Despite all the long and exacting preparations, yesterday's computerized primaries in the Likud were plagued by numerous problems and delays at quite a few polling places. Long lines, a low turnout and the fears of Likud chairman Benjamin Netanyahu that all these problems would play into the hands of Moshe Feiglin and his right-wing supporters in the party spoiled the celebration of democracy in the Likud yesterday.
Netanyahu's worry that the "Feiglins" might perform well despite his enormous efforst to block the camp, led to the decision to extend the voting by two hours until 1:00 A.M. Earlier Netanyahu had wanted to extend the voting until today at some point between 10:00 A.M. and 2:00 P.M., but he feared an appeal to courts and damage to the party's image. In addition, numerous logistical problems kept him from choosing this option.
Feiglin's camp claimed there were numerous irregularities in the voting, as well as fraud, and accuse Netanyahu of behaving hysterically in an attempt to damage their chances in the primary.
The pressure on Netanyahu and his supporters grew yesterday from midday on, as lines lengthened even though turnout remained low. Netanyahu saw for himself what was happening in the polling places, as people left in desperation, without casting their ballots, after lengthy waits in long lines.
At 10:30 P.M., voter turnout had reached only 44 percent. At that point, the party chairman sent out a recorded phone message to all Likud members urging them to come out and vote, and apologizing for the problems.
As far as Netanyahu is concerned, this was the worst of all possible scenarios. It gave the organized voting of Feiglin and his people the advantage. While "regular" voters despaired of the wait, thousands of Feiglin's more ideological supporters devotedly waited their turn to vote.

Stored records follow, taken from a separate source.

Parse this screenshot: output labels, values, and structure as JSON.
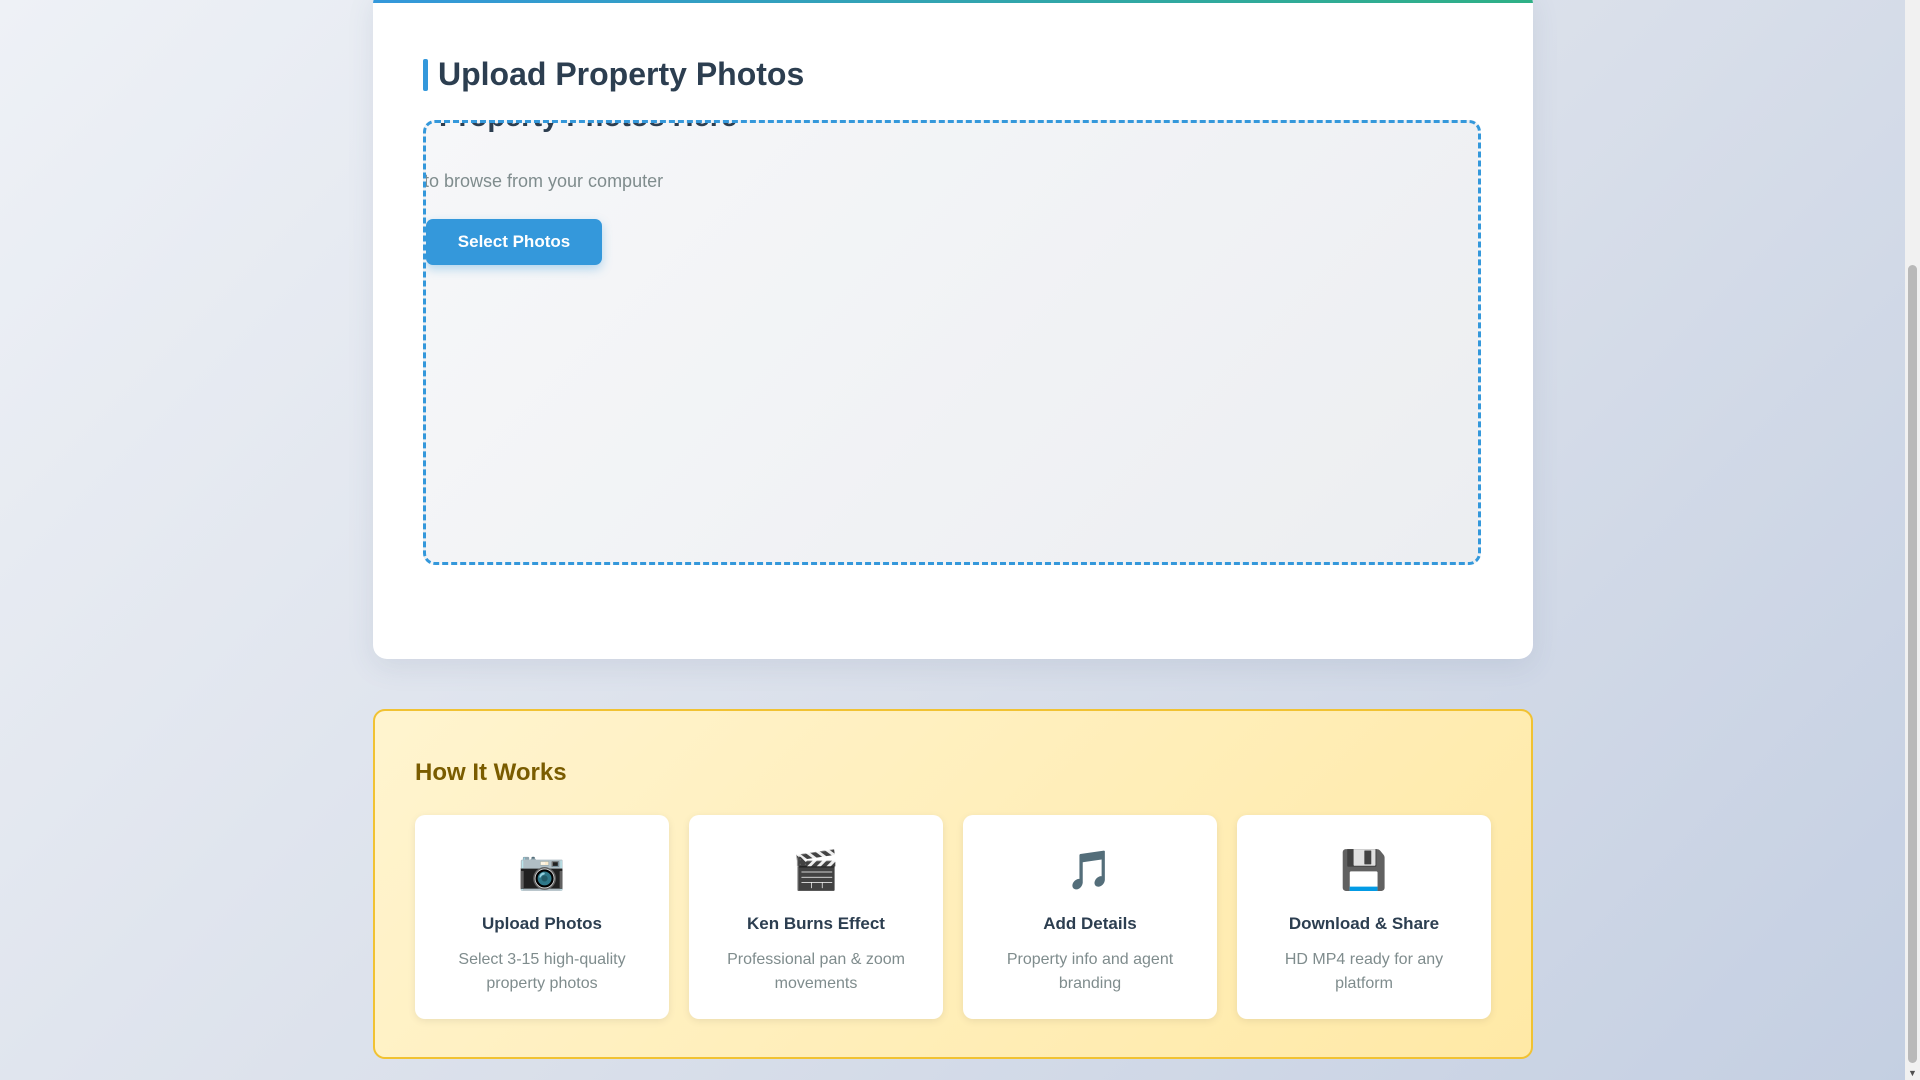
{
  "upload_section": {
    "title": "Upload Property Photos",
    "drop_title": "Property Photos Here",
    "drop_subtitle": "to browse from your computer",
    "select_button": "Select Photos"
  },
  "how_it_works": {
    "title": "How It Works",
    "steps": [
      {
        "icon": "camera-icon",
        "glyph": "📷",
        "title": "Upload Photos",
        "description": "Select 3-15 high-quality property photos"
      },
      {
        "icon": "clapper-board-icon",
        "glyph": "🎬",
        "title": "Ken Burns Effect",
        "description": "Professional pan & zoom movements"
      },
      {
        "icon": "music-note-icon",
        "glyph": "🎵",
        "title": "Add Details",
        "description": "Property info and agent branding"
      },
      {
        "icon": "floppy-disk-icon",
        "glyph": "💾",
        "title": "Download & Share",
        "description": "HD MP4 ready for any platform"
      }
    ]
  },
  "colors": {
    "accent": "#3498db",
    "accent_green": "#2fb086",
    "how_border": "#f1c232",
    "how_title": "#7a5c00"
  },
  "scrollbar": {
    "down_arrow": "▼"
  }
}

As the day wore on and evening approached, senior Likud politicians started to blame the "organization" for the fiasco. Among the complaints were: Too few polling stations, only about 90 to serve 99,000 party members. In comparison, the Labor Party had 180 polling places for 60,000 voters.
The computerized voting system designed by Malam-Team may not have collapsed, as did the computers in the last week's Labor primary, but even after a long series of tests under extreme conditions, the computers still did cause significant delays.
Originally, voting was to close at 11:00 P.M., with Netanyahu scheduled to appear at the Tel Aviv fairgrounds around midnight to present the party's new Knesset slate.
Instead, Netanyahu and his advisers crowded into a room and tried to deal with the crisis, including considering alternatives to raise the turnout. When Netanyahu arrived at the his fairgrounds command center at around 4:00 P.M., he publicly called on Likud members not to give up and to exercise their right to vote.
Netanyahu was worried that low voter turnout would spoil the Knesset list as he envisioned it, and hurt those candidates he was pushing. An overly right-wing list, with Feiglin and his supporters in realistic Knesset slots, was Netanyahu's nightmare - and would probably cost the party a number od seats in February's general election. This is what Kadima was hoping for, and even before the primary it had begun preparing its "Feiglin campaign."
The first signs of problems appeared early in the morning in Jerusalem, after a Bezeq communications cable was damaged, delaying the start of voting at the capital's International Convention Center by about two hours. This was a particularly large voting site, with about 20 voting booths. Huge lines were backed up there for most of the day, especially toward evening, when voters showed up after work. The Bezeq fault also affected voting in Mevasseret Zion, outide the capital.
Another complaint related to the amount of time it took to actually vote once made it into the polling booth. Receiving an explanation of how to use the computerized voting system often took minutes for each voter, and many asked for help behind the curtain in voting.
Likud executive director Gad Arieli found that his fears were realized. Arielei had devoted the past month to the computerized voting project, and on the eve of the primary he said he felt the chances of a major problem were tiny, though he did joke beforehand that he was keeping a plane ticket to Australia ready in his pocket just in case. Yesterday morning, he said, "I did not sleep all night, and while I wasn't sleeping, I prayed."
After 10 hours of voting, turnout had reached only 33 percent. That is when Netanyahu realized that he had a real problem on his hands, and the unprecedented idea to extend voting over to today day was raised.